MTT (3-(4,5-Dimethyl-2-thiazolyl)-2,5-diphenyl-2H-tetrazolium bromide) is a reagent used in the measurement of in vitro cell proliferation.
Tetrazolium salts have been the most widely used tools in cell biology for deternining the metabolic activity of cells ranging from microbial origin to mammalian. Fractionation studies in mammalian cells indicate that NADH, the reduced pyridine nucleotide cofactor, is responsible for most MTT reduction, which is further supported by studies with whole cells.
In vitro: It has been found that MTT reduction was associated not only with mitochondria, but also with the cytoplasm and nonmitochondrial membranes including endosome/lysosome compartment and plasma membrane. The net positive charge on MTT appears to be the predominant factor involved in their cellular uptake through the potential of plasma membrane. However, the second generation tetrazolium dyes (XTT, WST-1 and to some extent, MTS) that form water-soluble formazans and require an intermediate electron acceptor for reduction, are characterised by a net negative charge and therefore are largely cell-impermeable [1].

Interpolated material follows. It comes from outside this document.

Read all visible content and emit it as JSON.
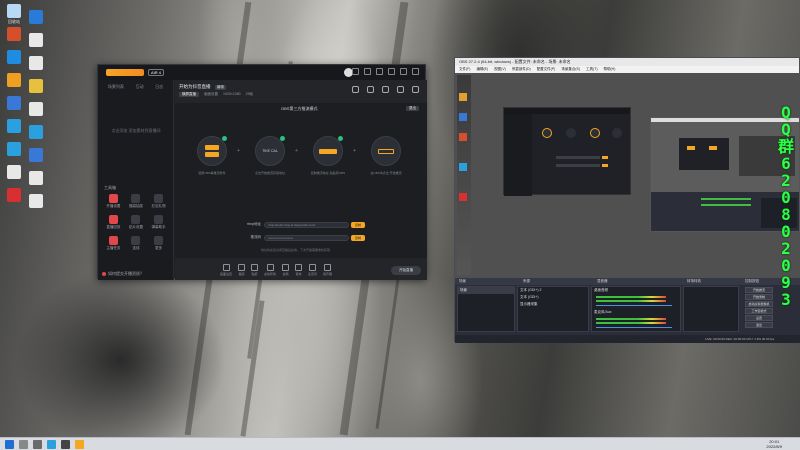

In vivo: MTT currently is only used for in vitro cell proliferation determination and there is no in vivo study reported.
MTT (3-(4,5-Dimethyl-2-thiazolyl)-2,5-diphenyl-2H-tetrazolium bromide) 是一种用于检测体外细胞增殖的试剂。
四唑盐一直是细胞生物学中使用最广泛的工具,用于确定从微生物来源到哺乳动物细胞的代谢活动。哺乳动物细胞中的分离研究表明,还原的吡啶核苷酸辅助因子 NADH 是大多数 MTT 减少的原因,这进一步得到了全细胞研究的支持。
体外:已发现 MTT 降低不仅与线粒体有关,而且与细胞质和非线粒体膜(包括核内体/溶酶体区室和质膜)有关。 MTT 上的净正电荷似乎是通过质膜电位参与细胞摄取的主要因素。然而,形成水溶性甲臜并需要中间电子受体进行还原的第二代四唑染料(XTT、WST-1,在某种程度上还有 MTS)具有净负电荷的特点,因此在很大程度上是细胞不可渗透的 [ 1].
体内:MTT目前仅用于体外细胞增殖测定,尚无体内研究报道。
Reference:
[1] Berridge MV,Herst PM,Tan AS. Tetrazolium dyes as tools in cell biology: new insights into their cellular reduction. Biotechnol Annu Rev.2005;11:127-52.